Member of Parliament for East Coast GRC (Joo Chiat ward)
- In office 23 December 1996 – 18 October 2001
- Preceded by: Teo Chee Hean (Marine Parade GRC)
- Succeeded by: Himself (Joo Chiat SMC)

Personal details
- Born: 1 October 1956 (age 69) Colony of Singapore
- Party: People's Action Party (1997-2011)
- Education: Nan Chiau High School

= Chan Soo Sen =

Singaporean politician

Chan Soo Sen (born 1 October 1956) is a Singaporean former politician from the People's Action Party.

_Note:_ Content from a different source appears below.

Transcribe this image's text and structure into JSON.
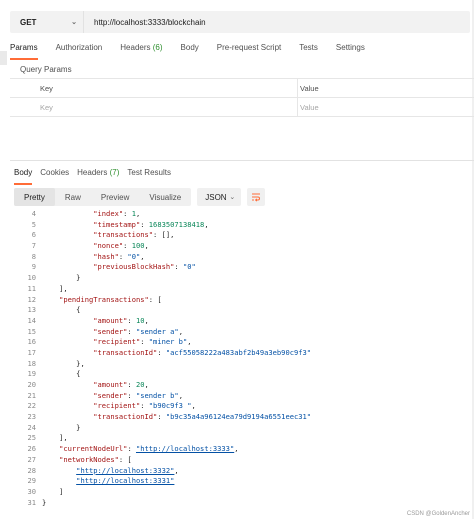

He was the Member of Parliament representing the Joo Chiat ward in the East Coast Group Representation Constituency from 1997 to 2001 and the Joo Chiat Single Member Constituency (SMC) from 2001 to 2011.

== Education ==
Chan studied at Catholic High School and was a President's Scholar.

== Career ==

=== Business career ===
Chan also was chief executive officer of the China-Singapore Suzhou Industrial Park Development Co Ltd from 1994 to 1996.

=== Political career ===
Chan represented East Coast GRC between 1996 and 2001.

In the 2001 general elections, he defeated Ooi Boon Ewe, an independent candidate, with 83.55% of the votes in the same SMC.

In the 2006 general elections, Chan, representing PAP, defeated Tan Bing Seng of the Workers' Party of Singapore with 65.01% of the votes in the SMC.

In March 2011, Chan announced his retirement from politics.